Author's Note: this paper was written (very late, I'll add) for my English class. It's not my best. In fact, this could possibly be considered some of my worst. I had fun making subtle puns on the subject of "guns". See if you can find them.

English II
Nadia Rundlett
February 9, 2003

Guns and Prose(s)

The word “gun” brings to mind sharp emotions for most. “Gun” embodies not only the idea of a weapon that discharges bullets, but the sense of a knee-jerk change, a sudden speed that was not present before. Authors Rainer Maria Rilke and Nadine Gordimer harness the connotations of a gun in their works “The Gazelle” and “The Moment Before the Gun Went Off” respectively.

Nadine Gordimer’s “The Moment Before the Gun Went Off” reads like a series of gunshots. Syntax and interruptions in the text make even the longest sentences seem concise and striking. Repetition pounds the images into the mind of the reader. “She does not look up; she does not look at Van der Vyver, whose gun went off in the truck, she stares at the grave.”
Characterization of Marais Van der Vyver is stark but simple, giving the reader an immeadiete sense of his plight. Perhaps they know a man like Van der Vyver, quiet and unemotive. Perhaps they know someone “as a man who now hides any change of expression”. At the beginning of the piece Gordimer leads the reader to believe that Van der Vyver is black and white, but through her depressing use of irony changes the entire picture to grey.

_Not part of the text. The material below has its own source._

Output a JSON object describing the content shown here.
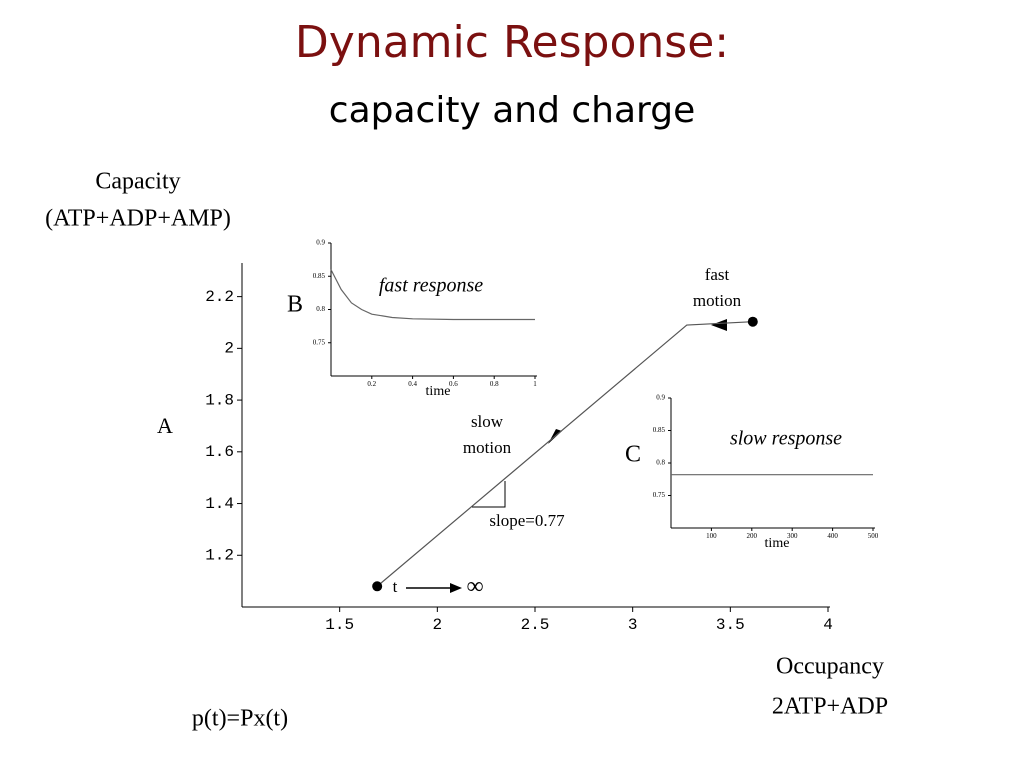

“To see you: tensed, as if each leg were a gun loaded with leaps, but not fired…”. Rilke uses simile to describe the high-strung grace of a gazelle in a sense that portrays tension, speed, and danger. The first impression is that of an anticipation, and a knowledge that when that gun of leaps goes off it will be startling whether it is expected or not. The second is that of a powerful weapon, fatal in a way one would not consider a gazelle to be. It is moving imagery.
Like Gordimer, Rilke makes effective use of syntax. His inversion and enjambent create an aware, leaping effect as reminiscent of a gazelle’s movement as Gordimer’s opinion-punctuated text is of guns and Van der Vyver. “The Gazelle” flows with an oddly choppy grace.

While Gordimer and Rilke both demonstrate in their work an essence of what a gun is, they demonstrate different aspects. Gordimer shows the destructive, changing power of firearms directly, almost as the focal point of her piercing short story. Rilke alludes to the deadly, startling smoothness of a gun through his comparison of gazelle. Each author captures a distinct but important connotation to the word and idea of a “gun” in their work.